What was your favorite part of working on this production? 

Bruce: Getting to be in Hamlet, for one. And getting to play two contrasting roles is always fun.
Susane: Watching the production evolve through the rehearsal process. Wells’ Hamlet was so raw and invigorating. I have seen many productions of Hamlet in my life, but his adaptation was the most innovative and really grabbed me. We had a terrific cast and production team that fully embraced this adaptation and the audience response was so gratifying because it was such an innovative adaptation.

What was the most challenging aspect of this experience for you? 

Bruce: Well, doing something, anything in Hamlet is challenging because you have the challenge of honoring the material and also finding a way to put your own take on the role while staying true the particular production you're in.

Susane: There were several technical elements including sound cues throughout the production. It was essential that the sound and music cues move in and out of the dialogue. Getting these two elements aligned was a challenge. It was a thrill when it all came together.

What did you want the audience to walk away with after watching this production?
Susane: A deeper sense of Hamlet’s struggle and all the emotional turmoil brought on by the loss of a parent, only elevated by the message from ghost of his father.
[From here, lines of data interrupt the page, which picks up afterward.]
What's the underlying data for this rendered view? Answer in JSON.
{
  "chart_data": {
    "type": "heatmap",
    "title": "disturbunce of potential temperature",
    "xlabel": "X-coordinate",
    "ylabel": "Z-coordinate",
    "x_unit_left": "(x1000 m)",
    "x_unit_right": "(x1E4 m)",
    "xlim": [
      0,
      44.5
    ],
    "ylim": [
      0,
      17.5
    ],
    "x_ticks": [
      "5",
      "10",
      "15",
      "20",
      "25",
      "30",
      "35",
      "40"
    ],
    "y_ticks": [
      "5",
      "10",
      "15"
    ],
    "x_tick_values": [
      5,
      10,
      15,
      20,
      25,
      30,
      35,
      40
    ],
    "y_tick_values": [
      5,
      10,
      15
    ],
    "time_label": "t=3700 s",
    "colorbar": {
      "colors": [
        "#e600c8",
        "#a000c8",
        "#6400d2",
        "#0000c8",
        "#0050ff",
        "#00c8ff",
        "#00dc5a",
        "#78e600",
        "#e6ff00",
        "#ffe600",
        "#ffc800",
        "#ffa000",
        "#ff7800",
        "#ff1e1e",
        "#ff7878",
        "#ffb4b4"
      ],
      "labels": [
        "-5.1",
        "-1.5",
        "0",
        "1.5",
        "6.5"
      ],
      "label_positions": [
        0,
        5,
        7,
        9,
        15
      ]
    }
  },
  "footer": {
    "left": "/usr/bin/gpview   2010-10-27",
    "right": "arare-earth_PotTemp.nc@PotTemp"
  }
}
It was so gratifying when parents told us afterwards that their children wanted to immediately go to Barnes and Noble and purchase the book!
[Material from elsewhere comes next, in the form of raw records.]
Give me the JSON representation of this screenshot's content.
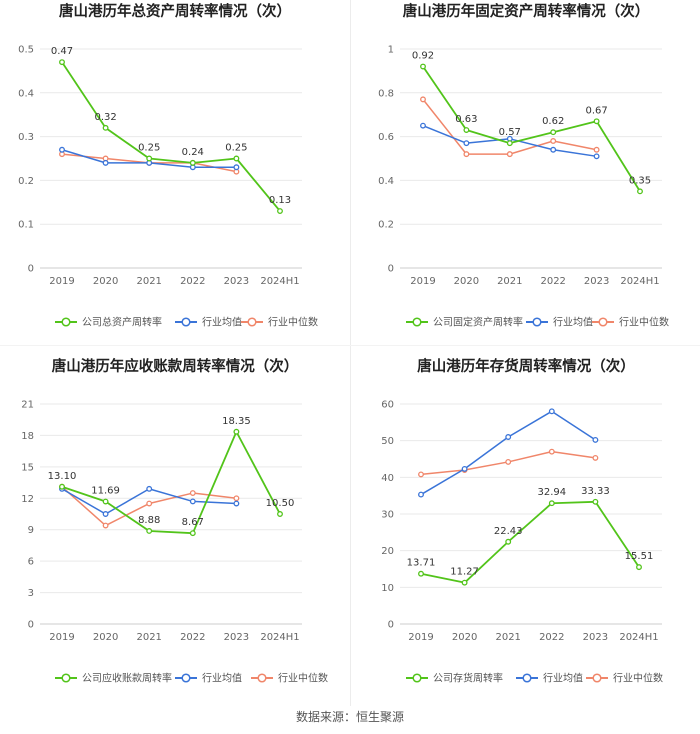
{
  "source": "数据来源：恒生聚源",
  "colors": {
    "company": "#52c41a",
    "industry_avg": "#3a74d8",
    "industry_median": "#f0866a"
  },
  "chart_data": [
    {
      "type": "line",
      "title": "唐山港历年总资产周转率情况（次）",
      "categories": [
        "2019",
        "2020",
        "2021",
        "2022",
        "2023",
        "2024H1"
      ],
      "ylim": [
        0,
        0.5
      ],
      "yticks": [
        "0",
        "0.1",
        "0.2",
        "0.3",
        "0.4",
        "0.5"
      ],
      "series": [
        {
          "name": "公司总资产周转率",
          "key": "company",
          "values": [
            0.47,
            0.32,
            0.25,
            0.24,
            0.25,
            0.13
          ],
          "labels": [
            "0.47",
            "0.32",
            "0.25",
            "0.24",
            "0.25",
            "0.13"
          ]
        },
        {
          "name": "行业均值",
          "key": "industry_avg",
          "values": [
            0.27,
            0.24,
            0.24,
            0.23,
            0.23,
            null
          ]
        },
        {
          "name": "行业中位数",
          "key": "industry_median",
          "values": [
            0.26,
            0.25,
            0.24,
            0.24,
            0.22,
            null
          ]
        }
      ]
    },
    {
      "type": "line",
      "title": "唐山港历年固定资产周转率情况（次）",
      "categories": [
        "2019",
        "2020",
        "2021",
        "2022",
        "2023",
        "2024H1"
      ],
      "ylim": [
        0,
        1
      ],
      "yticks": [
        "0",
        "0.2",
        "0.4",
        "0.6",
        "0.8",
        "1"
      ],
      "series": [
        {
          "name": "公司固定资产周转率",
          "key": "company",
          "values": [
            0.92,
            0.63,
            0.57,
            0.62,
            0.67,
            0.35
          ],
          "labels": [
            "0.92",
            "0.63",
            "0.57",
            "0.62",
            "0.67",
            "0.35"
          ]
        },
        {
          "name": "行业均值",
          "key": "industry_avg",
          "values": [
            0.65,
            0.57,
            0.59,
            0.54,
            0.51,
            null
          ]
        },
        {
          "name": "行业中位数",
          "key": "industry_median",
          "values": [
            0.77,
            0.52,
            0.52,
            0.58,
            0.54,
            null
          ]
        }
      ]
    },
    {
      "type": "line",
      "title": "唐山港历年应收账款周转率情况（次）",
      "categories": [
        "2019",
        "2020",
        "2021",
        "2022",
        "2023",
        "2024H1"
      ],
      "ylim": [
        0,
        21
      ],
      "yticks": [
        "0",
        "3",
        "6",
        "9",
        "12",
        "15",
        "18",
        "21"
      ],
      "series": [
        {
          "name": "公司应收账款周转率",
          "key": "company",
          "values": [
            13.1,
            11.69,
            8.88,
            8.67,
            18.35,
            10.5
          ],
          "labels": [
            "13.10",
            "11.69",
            "8.88",
            "8.67",
            "18.35",
            "10.50"
          ]
        },
        {
          "name": "行业均值",
          "key": "industry_avg",
          "values": [
            12.9,
            10.5,
            12.9,
            11.7,
            11.5,
            null
          ]
        },
        {
          "name": "行业中位数",
          "key": "industry_median",
          "values": [
            13.1,
            9.4,
            11.5,
            12.5,
            12.0,
            null
          ]
        }
      ]
    },
    {
      "type": "line",
      "title": "唐山港历年存货周转率情况（次）",
      "categories": [
        "2019",
        "2020",
        "2021",
        "2022",
        "2023",
        "2024H1"
      ],
      "ylim": [
        0,
        60
      ],
      "yticks": [
        "0",
        "10",
        "20",
        "30",
        "40",
        "50",
        "60"
      ],
      "series": [
        {
          "name": "公司存货周转率",
          "key": "company",
          "values": [
            13.71,
            11.27,
            22.43,
            32.94,
            33.33,
            15.51
          ],
          "labels": [
            "13.71",
            "11.27",
            "22.43",
            "32.94",
            "33.33",
            "15.51"
          ]
        },
        {
          "name": "行业均值",
          "key": "industry_avg",
          "values": [
            35.3,
            42.3,
            51.0,
            58.0,
            50.2,
            null
          ]
        },
        {
          "name": "行业中位数",
          "key": "industry_median",
          "values": [
            40.8,
            42.0,
            44.2,
            47.0,
            45.3,
            null
          ]
        }
      ]
    }
  ]
}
What is the best thing about working with this company of artists?
Bruce: Being an Artist in Residence with a company whose work you respect means you have a home. A place where people whose artistic vision you respect provide an environment where you can work on great material with talented people and can feel safe to take chances and be supported. Hudson Warehouse has provided me with that so the experiences are both challenging and fun.
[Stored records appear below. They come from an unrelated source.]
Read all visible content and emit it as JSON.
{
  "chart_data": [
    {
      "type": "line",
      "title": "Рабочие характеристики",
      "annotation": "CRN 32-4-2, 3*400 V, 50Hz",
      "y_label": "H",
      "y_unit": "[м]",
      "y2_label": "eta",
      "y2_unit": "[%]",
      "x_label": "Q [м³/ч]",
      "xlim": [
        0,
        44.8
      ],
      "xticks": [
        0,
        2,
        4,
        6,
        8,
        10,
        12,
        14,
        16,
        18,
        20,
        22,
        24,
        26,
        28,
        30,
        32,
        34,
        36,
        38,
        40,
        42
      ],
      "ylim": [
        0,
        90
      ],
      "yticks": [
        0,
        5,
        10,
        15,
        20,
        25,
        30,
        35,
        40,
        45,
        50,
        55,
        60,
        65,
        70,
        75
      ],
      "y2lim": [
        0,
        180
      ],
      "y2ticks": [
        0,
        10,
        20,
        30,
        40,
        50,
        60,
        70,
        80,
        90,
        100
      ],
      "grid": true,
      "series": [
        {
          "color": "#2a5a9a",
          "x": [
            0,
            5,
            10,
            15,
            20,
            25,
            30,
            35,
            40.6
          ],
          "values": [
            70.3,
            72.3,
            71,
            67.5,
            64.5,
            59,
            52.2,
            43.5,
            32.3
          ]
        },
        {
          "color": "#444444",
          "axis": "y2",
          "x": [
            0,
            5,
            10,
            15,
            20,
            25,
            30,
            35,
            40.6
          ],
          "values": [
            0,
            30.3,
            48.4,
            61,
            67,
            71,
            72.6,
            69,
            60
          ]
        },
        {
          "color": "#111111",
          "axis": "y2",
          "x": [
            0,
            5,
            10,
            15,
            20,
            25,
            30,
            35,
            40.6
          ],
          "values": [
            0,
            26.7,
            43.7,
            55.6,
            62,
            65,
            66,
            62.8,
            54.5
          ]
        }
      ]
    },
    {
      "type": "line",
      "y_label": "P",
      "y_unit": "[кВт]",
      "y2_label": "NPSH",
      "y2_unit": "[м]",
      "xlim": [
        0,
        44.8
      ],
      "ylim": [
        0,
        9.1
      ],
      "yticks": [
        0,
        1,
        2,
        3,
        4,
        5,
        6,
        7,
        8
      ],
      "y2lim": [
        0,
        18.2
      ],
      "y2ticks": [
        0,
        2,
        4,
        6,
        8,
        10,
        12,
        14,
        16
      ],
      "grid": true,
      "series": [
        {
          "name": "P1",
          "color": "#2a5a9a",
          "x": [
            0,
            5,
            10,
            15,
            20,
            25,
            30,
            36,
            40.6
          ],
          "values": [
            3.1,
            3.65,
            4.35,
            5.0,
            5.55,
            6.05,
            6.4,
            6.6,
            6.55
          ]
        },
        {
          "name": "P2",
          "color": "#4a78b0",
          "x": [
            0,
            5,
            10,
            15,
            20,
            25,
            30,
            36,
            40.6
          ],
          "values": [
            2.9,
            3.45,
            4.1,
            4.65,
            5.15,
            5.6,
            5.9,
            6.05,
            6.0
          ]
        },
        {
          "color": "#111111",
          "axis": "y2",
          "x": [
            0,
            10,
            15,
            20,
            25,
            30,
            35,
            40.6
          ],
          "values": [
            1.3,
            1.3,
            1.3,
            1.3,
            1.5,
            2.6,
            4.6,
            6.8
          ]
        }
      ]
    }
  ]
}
Susane: Bruce Barton has been an actor in New York City for the past 35 years and been an Artist in Residence of Hudson Warehouse for the past 7 years. He is an incredibly humble and modest man. This nomination really honors a man who really deserves to be recognized. He is a strong and versatile actor, someone who is memorable in all his roles, a beloved member of our company, and we couldn't be more proud or happier for him.

What was the funniest part of this production?
Susane: Bruce Barton’s gravedigger was hilarious, incredibly quirky, and conceptually inspired. Bruce has great comedic timing and delivery and gave us a gravedigger no one had seen before -- and blew everyone away!

What does receiving this nomination mean to you?
Bruce: It's very special to be nominated by audience members who've seen the show and don't necessarily know you personally but have enjoyed/appreciated your work. It's also meaningful because it reflects well on the company. Since all performances are the product of the ensemble effort, it's a tribute to the whole company's work, so as an Artist in Residence with Hudson Warehouse I'm glad to reflect that.

Susane: Independent Theater in New York is entirely motivated by the love of the work. The desperate need to get an idea, a vision and a story out there. To have our Bruce Barton nominated is so satisfying after all the energy that goes into creating Off-Off-Broadway theater. We are so proud of this recognition because outdoor theater is definitely a labor of love. It is so hard to put up a full fledged production, outdoors, only to take it down after each show. We do this for 48 shows over the summer, for three very different shows, over three months. It's so much work to put up and take down a show every night, not counting the heat and elements. But we do it because theater matters and we work incredibly hard to make our outdoor theater experience exciting and memorable for our audience. It is such an honor to be recognized by the NYIT Awards. We are thrilled and grateful.